Today's remembeRED prompt from Write On Edge (previously The Red Dress Club):
We all have them.
Memories that we wish we could forget…things that we wish we could banish from our minds.
Imagine that writing down your worst memory will free you of it.
What is it?
Why does it haunt you?
What could you have done differently?
Write it down and let it go.
Let’s keep it to 600 words or less.
Would I take it away? My first reaction is always yes, yes, please make it so it never happened. It's painful, it's embarrassing, it ruined relationships. There are still mornings when I wake up in a panic after dreaming about it.
It's fading, though. Slowly. Writing is definitely cathartic for me, so I have started to write about it several times. I can't seem to put it into the right words yet. The day will come.
For now, I will just say that though it was awful for me, so many people experience much, MUCH worse things.
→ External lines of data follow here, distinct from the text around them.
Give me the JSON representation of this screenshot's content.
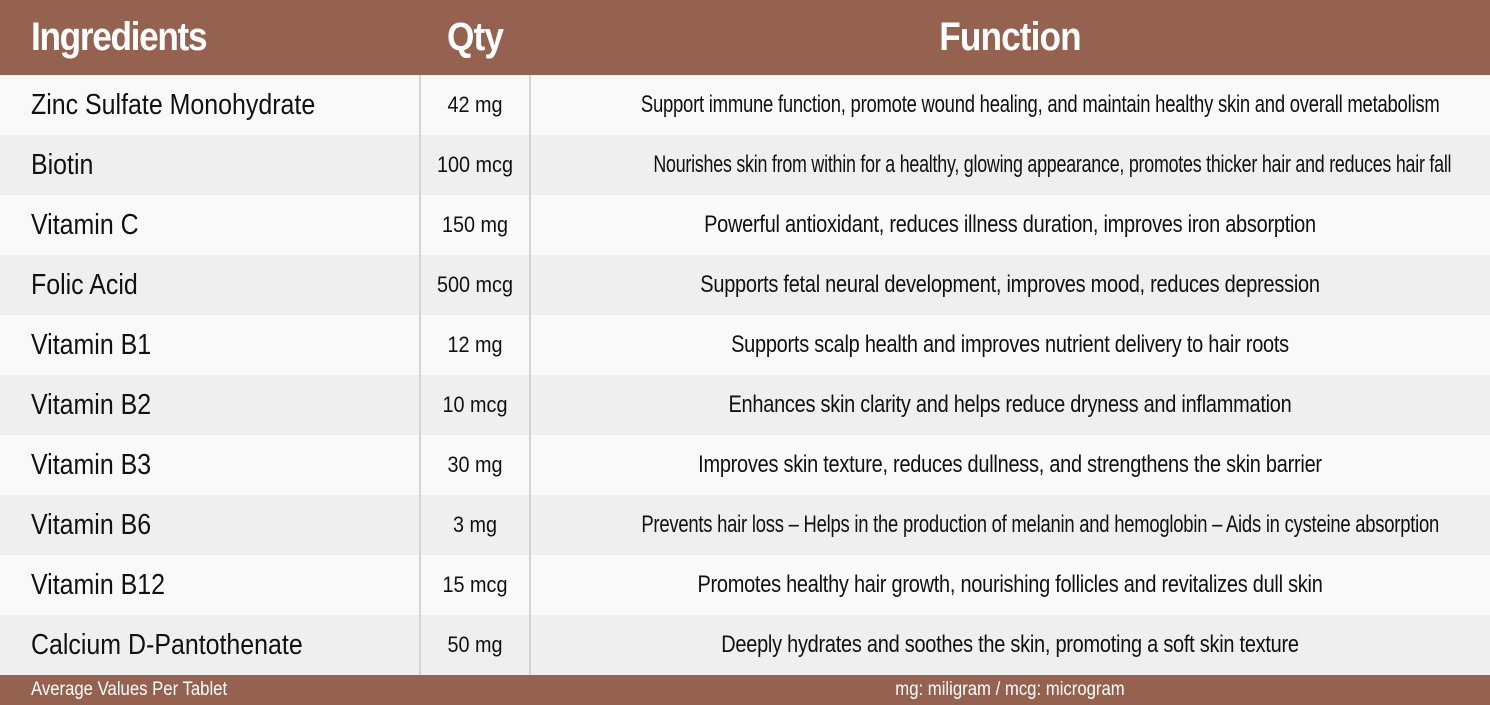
{
  "colors": {
    "header_bg": "#956250",
    "header_text": "#ffffff",
    "row_light": "#f9f9f9",
    "row_dark": "#efefef",
    "divider": "#d4d4d4"
  },
  "table": {
    "headers": {
      "ingredients": "Ingredients",
      "qty": "Qty",
      "function": "Function"
    },
    "rows": [
      {
        "ingredient": "Zinc Sulfate Monohydrate",
        "qty": "42 mg",
        "function": "Support immune function, promote wound healing, and maintain healthy skin and overall metabolism"
      },
      {
        "ingredient": "Biotin",
        "qty": "100 mcg",
        "function": "Nourishes skin from within for a healthy, glowing appearance, promotes thicker hair and reduces hair fall"
      },
      {
        "ingredient": "Vitamin C",
        "qty": "150 mg",
        "function": "Powerful antioxidant, reduces illness duration, improves iron absorption"
      },
      {
        "ingredient": "Folic Acid",
        "qty": "500 mcg",
        "function": "Supports fetal neural development, improves mood, reduces depression"
      },
      {
        "ingredient": "Vitamin B1",
        "qty": "12 mg",
        "function": "Supports scalp health and improves nutrient delivery to hair roots"
      },
      {
        "ingredient": "Vitamin B2",
        "qty": "10 mcg",
        "function": "Enhances skin clarity and helps reduce dryness and inflammation"
      },
      {
        "ingredient": "Vitamin B3",
        "qty": "30 mg",
        "function": "Improves skin texture, reduces dullness, and strengthens the skin barrier"
      },
      {
        "ingredient": "Vitamin B6",
        "qty": "3 mg",
        "function": "Prevents hair loss – Helps in the production of melanin and hemoglobin – Aids in cysteine absorption"
      },
      {
        "ingredient": "Vitamin B12",
        "qty": "15 mcg",
        "function": "Promotes healthy hair growth, nourishing follicles and revitalizes dull skin"
      },
      {
        "ingredient": "Calcium D-Pantothenate",
        "qty": "50 mg",
        "function": "Deeply hydrates and soothes the skin, promoting a soft skin texture"
      }
    ]
  },
  "footer": {
    "left": "Average Values Per Tablet",
    "right": "mg: miligram / mcg: microgram"
  }
}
I'm thankful that in the scope of life, it was something relatively painless. And thankful for my husband who loves me, flaws and all.
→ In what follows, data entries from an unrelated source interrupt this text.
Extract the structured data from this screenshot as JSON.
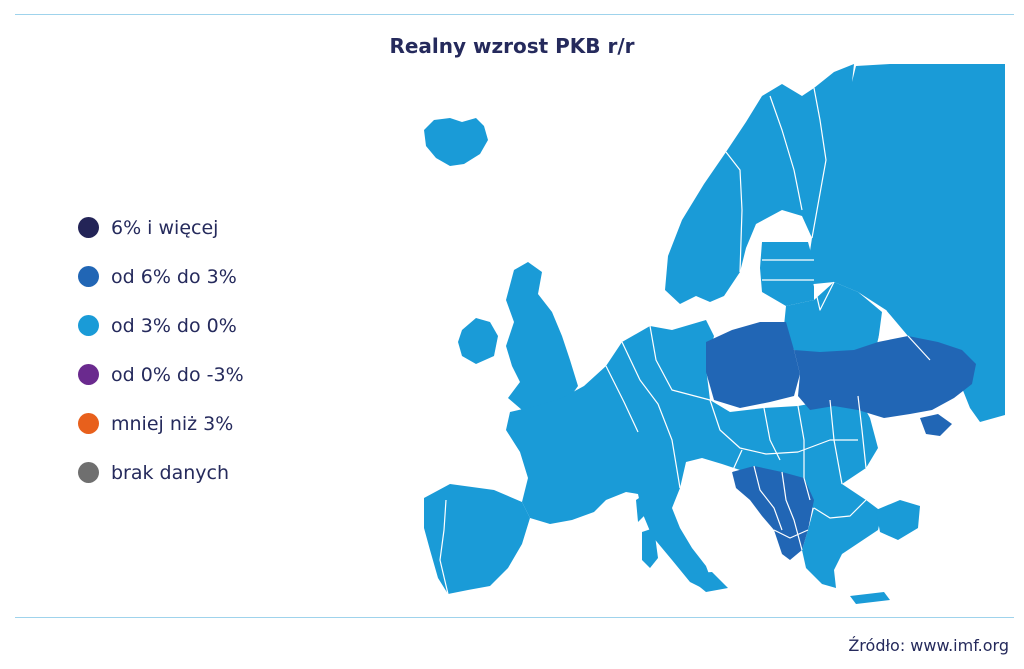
{
  "title": "Realny wzrost PKB r/r",
  "legend": [
    {
      "label": "6% i więcej",
      "color": "#232457"
    },
    {
      "label": "od 6% do 3%",
      "color": "#2166b5"
    },
    {
      "label": "od 3% do 0%",
      "color": "#1a9bd7"
    },
    {
      "label": "od 0% do -3%",
      "color": "#6a2a8e"
    },
    {
      "label": "mniej niż 3%",
      "color": "#e8601c"
    },
    {
      "label": "brak danych",
      "color": "#6f6f6f"
    }
  ],
  "map": {
    "region": "Europe",
    "categories": {
      "od 6% do 3%": [
        "Poland",
        "Ukraine",
        "Crimea",
        "Bosnia and Herzegovina",
        "Serbia",
        "Montenegro",
        "Kosovo",
        "North Macedonia",
        "Albania"
      ],
      "od 3% do 0%": [
        "Iceland",
        "Ireland",
        "United Kingdom",
        "Portugal",
        "Spain",
        "France",
        "Belgium",
        "Netherlands",
        "Luxembourg",
        "Germany",
        "Denmark",
        "Norway",
        "Sweden",
        "Finland",
        "Estonia",
        "Latvia",
        "Lithuania",
        "Belarus",
        "Russia",
        "Czech Republic",
        "Slovakia",
        "Austria",
        "Switzerland",
        "Italy",
        "Slovenia",
        "Croatia",
        "Hungary",
        "Romania",
        "Moldova",
        "Bulgaria",
        "Greece",
        "Turkey",
        "Corsica",
        "Sardinia",
        "Sicily",
        "Crete"
      ]
    }
  },
  "source": "Źródło: www.imf.org"
}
I still wish it hadn't happened. But in retrospect, if it hadn't happened, my life would probably be completely different right now.
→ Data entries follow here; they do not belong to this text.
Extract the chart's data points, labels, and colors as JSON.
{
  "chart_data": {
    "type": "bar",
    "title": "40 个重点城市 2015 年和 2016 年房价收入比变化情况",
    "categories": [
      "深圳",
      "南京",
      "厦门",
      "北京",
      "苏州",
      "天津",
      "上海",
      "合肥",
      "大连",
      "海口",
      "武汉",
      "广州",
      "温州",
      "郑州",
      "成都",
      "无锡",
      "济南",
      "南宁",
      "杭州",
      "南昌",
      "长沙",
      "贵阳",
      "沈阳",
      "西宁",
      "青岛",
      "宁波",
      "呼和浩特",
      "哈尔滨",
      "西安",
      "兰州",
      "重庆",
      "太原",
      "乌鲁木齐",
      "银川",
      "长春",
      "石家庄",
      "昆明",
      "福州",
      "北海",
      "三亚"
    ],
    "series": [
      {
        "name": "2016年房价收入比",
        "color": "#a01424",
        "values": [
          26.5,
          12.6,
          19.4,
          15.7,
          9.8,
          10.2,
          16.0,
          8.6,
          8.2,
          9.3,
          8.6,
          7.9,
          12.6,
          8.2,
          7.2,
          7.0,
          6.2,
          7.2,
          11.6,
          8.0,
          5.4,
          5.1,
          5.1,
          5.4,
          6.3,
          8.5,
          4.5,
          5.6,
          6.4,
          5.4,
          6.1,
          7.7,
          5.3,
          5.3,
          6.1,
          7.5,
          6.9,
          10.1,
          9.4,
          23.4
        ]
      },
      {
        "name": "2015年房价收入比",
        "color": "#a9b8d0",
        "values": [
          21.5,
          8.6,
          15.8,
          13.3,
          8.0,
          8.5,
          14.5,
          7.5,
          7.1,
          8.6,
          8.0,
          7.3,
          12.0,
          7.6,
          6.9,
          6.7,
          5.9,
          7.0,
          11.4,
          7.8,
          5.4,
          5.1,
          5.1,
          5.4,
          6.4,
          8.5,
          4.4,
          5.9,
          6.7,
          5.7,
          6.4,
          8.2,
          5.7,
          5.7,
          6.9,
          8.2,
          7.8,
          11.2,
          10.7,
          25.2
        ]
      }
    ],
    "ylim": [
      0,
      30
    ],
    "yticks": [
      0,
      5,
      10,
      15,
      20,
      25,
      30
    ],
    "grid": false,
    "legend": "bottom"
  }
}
Without it, I wouldn't have seen the love that was in front of me.
Without it, I wouldn't have a hilarious, beautiful, toddler with an incredible appetite for learning.
Without it, I wouldn't have a brilliant, gorgeous, red-headed preschooler whose tender heart makes me smile every day.
Without it, I wouldn't have married my best friend.
So, no. As much as I wish it hadn't happened, I would never take it away.